The output in Maharashtra was reported 12,500 tonnes higher at 1.75 mt by December 15 this year, compared to 1.63 mt in the same time last year. The think tank in Maharashtra earlier forecast output at 9.3 mt, later revised downwards to 8.7 mt. With the higher recovery noticed through crushing of the early variety cane, the output forecast has been restored to 9.3 mt.
Similarly, production in Karnataka during the same period is also higher at 82,500 tonnes, compared to 73,500 tonnes last year.
Meanwhile, the case filed by mills challenging the Uttar Pradesh government’s cane pricing (state advised price or SAP) formula in the Allahabad High Court was deferred again on Monday. It is scheduled to come for hearing on Thursday.
The mills in Uttar Pradesh have been paying Rs 240-250 per quintal for cane since the beginning of the season, compared to Rs 205-210 a quintal in the previous one.
At the current price, the industry is incurring a loss of Rs 2.50 a kg.

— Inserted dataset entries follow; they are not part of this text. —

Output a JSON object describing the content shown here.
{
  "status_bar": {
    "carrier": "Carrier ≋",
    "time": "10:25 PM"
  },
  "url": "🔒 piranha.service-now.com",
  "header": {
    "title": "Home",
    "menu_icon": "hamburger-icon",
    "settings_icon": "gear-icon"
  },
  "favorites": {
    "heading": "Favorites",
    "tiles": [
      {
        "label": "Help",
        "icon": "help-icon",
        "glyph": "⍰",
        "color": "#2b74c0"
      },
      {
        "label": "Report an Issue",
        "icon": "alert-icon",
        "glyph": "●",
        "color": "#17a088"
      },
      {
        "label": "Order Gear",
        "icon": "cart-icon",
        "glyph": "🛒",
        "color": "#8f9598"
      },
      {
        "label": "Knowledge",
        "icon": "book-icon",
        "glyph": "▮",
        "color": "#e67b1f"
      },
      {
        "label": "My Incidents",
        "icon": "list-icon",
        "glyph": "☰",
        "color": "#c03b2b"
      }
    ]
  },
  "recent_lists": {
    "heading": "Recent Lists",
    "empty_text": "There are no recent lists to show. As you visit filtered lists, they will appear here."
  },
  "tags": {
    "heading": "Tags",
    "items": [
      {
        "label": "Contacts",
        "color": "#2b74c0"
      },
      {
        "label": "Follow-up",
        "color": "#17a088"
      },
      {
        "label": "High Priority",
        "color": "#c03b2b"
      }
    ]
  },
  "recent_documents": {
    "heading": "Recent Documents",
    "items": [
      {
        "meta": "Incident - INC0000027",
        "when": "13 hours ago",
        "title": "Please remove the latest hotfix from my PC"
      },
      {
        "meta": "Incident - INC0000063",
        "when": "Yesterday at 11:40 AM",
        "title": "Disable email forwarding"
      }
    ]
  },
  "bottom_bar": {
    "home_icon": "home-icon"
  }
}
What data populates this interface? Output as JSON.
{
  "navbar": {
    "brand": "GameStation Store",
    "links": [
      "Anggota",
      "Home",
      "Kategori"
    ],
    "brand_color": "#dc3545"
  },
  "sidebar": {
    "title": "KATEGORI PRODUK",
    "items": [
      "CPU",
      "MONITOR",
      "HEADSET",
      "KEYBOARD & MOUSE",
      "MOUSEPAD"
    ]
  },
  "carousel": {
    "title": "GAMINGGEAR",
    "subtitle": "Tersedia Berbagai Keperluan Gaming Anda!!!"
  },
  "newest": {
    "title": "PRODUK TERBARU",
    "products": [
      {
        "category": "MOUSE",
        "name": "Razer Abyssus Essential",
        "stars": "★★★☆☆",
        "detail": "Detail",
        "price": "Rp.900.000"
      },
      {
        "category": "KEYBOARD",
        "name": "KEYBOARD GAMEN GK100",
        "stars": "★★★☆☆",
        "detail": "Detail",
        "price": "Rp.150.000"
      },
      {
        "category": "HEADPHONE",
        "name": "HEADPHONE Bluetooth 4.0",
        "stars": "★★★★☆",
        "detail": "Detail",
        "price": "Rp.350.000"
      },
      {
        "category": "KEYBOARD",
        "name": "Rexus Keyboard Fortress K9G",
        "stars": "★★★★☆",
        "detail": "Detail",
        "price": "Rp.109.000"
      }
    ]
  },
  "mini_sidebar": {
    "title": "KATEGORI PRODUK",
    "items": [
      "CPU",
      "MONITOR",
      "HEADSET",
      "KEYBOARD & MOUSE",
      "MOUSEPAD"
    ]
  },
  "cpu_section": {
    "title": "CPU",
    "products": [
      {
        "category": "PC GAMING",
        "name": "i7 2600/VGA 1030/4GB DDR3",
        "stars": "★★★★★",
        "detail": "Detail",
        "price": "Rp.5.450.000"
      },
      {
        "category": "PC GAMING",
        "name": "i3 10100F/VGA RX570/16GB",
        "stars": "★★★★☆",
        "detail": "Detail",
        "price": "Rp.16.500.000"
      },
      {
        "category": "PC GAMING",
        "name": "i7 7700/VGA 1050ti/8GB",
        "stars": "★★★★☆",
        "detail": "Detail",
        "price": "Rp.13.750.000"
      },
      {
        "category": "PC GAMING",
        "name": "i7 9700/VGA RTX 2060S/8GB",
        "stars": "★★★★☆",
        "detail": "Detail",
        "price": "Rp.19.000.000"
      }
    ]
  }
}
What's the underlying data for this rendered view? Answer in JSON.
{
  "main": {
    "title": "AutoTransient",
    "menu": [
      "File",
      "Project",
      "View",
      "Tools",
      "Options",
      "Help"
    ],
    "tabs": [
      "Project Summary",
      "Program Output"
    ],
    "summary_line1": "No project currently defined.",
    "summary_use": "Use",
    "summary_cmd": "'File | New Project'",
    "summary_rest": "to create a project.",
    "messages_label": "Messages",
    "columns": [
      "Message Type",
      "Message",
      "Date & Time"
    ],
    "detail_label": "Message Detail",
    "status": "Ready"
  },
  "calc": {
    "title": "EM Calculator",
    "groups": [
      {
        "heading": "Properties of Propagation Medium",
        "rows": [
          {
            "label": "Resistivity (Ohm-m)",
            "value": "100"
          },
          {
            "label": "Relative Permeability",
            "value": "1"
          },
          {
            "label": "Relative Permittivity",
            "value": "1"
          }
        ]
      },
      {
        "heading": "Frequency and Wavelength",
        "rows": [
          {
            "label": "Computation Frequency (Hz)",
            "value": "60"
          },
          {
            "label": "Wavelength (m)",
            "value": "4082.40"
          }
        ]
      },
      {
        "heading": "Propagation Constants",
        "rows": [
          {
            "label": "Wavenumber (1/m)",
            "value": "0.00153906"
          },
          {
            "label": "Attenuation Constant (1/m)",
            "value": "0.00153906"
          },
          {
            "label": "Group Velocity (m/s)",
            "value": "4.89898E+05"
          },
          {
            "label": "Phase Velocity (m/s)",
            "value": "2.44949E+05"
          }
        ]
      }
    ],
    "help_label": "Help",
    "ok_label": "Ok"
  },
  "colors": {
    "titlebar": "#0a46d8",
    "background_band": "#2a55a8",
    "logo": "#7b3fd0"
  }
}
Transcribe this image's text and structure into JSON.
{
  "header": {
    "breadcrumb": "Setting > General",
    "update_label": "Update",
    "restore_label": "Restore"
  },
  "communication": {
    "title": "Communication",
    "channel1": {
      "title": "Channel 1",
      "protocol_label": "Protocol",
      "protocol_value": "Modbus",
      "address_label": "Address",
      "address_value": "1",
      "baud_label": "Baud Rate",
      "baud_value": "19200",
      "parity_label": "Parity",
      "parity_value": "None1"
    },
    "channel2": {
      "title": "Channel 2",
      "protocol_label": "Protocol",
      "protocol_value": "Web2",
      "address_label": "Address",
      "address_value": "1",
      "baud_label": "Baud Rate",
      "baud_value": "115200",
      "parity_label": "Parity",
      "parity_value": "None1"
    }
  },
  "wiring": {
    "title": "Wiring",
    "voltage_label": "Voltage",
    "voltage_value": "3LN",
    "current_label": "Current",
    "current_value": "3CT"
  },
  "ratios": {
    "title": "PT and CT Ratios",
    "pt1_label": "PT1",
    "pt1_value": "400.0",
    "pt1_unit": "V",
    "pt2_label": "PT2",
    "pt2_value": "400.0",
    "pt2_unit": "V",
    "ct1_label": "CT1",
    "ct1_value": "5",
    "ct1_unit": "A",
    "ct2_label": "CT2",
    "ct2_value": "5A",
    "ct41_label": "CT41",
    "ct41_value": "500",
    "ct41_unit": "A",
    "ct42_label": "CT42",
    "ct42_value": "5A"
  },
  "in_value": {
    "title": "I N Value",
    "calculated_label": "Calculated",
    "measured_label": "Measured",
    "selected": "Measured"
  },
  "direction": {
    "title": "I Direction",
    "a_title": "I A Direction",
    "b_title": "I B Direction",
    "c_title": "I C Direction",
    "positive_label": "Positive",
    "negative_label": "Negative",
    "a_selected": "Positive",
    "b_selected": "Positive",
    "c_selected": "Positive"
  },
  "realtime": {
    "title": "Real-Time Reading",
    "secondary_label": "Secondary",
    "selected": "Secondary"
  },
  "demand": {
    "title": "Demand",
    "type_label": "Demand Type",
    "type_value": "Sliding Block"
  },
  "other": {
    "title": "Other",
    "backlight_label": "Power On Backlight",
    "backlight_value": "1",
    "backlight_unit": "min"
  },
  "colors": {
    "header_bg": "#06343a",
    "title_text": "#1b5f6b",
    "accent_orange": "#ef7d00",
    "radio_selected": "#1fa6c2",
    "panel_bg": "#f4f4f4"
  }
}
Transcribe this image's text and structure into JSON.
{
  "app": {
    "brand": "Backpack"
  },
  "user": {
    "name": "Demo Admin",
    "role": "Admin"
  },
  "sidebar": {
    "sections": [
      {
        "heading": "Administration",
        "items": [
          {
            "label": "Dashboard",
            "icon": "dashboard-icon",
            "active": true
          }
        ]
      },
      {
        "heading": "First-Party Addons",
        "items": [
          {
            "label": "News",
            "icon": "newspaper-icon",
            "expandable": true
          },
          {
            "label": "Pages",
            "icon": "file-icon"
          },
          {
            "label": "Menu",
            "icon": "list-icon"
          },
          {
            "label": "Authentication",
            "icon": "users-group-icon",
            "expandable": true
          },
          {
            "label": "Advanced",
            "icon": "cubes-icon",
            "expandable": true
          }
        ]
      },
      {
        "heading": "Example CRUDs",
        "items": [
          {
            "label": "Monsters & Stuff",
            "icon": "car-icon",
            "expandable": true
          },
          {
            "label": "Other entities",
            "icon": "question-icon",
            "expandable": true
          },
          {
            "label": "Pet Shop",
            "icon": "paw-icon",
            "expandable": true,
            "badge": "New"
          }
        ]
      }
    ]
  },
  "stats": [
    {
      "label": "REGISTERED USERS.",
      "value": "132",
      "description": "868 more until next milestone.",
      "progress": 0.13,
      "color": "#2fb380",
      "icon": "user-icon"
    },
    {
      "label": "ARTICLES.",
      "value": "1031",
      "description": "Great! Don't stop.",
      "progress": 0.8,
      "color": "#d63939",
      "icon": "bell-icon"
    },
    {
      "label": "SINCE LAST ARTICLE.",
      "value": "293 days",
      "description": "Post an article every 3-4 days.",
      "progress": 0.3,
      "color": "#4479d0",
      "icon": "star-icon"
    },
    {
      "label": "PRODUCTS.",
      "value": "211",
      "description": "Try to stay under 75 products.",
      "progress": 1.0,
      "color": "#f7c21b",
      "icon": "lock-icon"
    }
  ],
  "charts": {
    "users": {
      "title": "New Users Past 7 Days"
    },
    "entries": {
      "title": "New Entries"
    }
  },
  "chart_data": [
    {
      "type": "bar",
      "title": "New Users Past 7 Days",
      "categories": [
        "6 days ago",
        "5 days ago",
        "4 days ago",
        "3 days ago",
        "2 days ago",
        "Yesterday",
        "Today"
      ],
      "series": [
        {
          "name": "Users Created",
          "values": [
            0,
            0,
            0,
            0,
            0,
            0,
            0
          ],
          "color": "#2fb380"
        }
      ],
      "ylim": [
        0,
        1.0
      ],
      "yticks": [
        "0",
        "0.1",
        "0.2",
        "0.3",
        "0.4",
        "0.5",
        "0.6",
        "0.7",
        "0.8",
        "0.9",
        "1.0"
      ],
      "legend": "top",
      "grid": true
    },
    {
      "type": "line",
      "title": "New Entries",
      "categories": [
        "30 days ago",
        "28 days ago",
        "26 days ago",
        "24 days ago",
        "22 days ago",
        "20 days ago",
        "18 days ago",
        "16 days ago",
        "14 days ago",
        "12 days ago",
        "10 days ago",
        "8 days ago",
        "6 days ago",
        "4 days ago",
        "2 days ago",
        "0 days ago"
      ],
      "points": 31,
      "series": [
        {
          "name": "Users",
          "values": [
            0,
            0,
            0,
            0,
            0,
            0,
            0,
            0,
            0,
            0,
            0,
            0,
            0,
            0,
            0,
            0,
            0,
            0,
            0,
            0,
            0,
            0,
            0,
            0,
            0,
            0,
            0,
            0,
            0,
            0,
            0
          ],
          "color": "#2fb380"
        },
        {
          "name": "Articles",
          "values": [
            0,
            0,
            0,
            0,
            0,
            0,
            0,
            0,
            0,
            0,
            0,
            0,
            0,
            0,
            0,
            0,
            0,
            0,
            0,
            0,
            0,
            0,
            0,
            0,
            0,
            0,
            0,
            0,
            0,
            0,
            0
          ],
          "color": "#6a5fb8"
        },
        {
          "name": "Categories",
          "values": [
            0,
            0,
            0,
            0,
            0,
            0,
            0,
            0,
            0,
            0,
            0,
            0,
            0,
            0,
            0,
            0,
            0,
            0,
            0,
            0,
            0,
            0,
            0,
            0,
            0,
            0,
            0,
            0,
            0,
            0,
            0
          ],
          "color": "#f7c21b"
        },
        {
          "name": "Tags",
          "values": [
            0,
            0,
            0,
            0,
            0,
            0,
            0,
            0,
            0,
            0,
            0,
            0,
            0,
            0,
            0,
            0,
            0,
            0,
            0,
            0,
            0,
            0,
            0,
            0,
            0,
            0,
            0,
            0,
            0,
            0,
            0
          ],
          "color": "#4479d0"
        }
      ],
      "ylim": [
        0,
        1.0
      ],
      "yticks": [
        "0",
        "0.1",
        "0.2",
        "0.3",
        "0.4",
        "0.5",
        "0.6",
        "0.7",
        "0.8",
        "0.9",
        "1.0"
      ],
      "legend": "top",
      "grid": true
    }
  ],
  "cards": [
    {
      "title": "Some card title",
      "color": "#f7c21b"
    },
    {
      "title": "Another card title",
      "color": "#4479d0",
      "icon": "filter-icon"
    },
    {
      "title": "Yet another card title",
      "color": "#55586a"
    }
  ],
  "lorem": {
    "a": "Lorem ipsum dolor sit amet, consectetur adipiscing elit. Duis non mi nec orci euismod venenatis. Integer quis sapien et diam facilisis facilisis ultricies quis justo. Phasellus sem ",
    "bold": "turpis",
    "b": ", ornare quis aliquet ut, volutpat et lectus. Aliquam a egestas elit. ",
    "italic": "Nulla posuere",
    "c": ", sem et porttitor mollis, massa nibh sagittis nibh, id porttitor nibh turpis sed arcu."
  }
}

“Whatever money is lost for extra payment for price is lost forever. There is no precedent in India to recover money from farmers. Hence, early resolution of the case would provide relief for the industry," said a senior industry source.
Mills produced 24.5 mt during the last season. Estimating higher output this season, Verma said, “A clear picture would emerge by January-end. For the time being, we estimate a 26 mt output for the current season."
PTI adds: The wholesale sugar market ended on a flat note on Monday, as prices moved in a narrow range on alternate bouts of trading and settled at previous levels.
Marketmen said an adequate stocks position against sporadic demand mainly kept prices steady.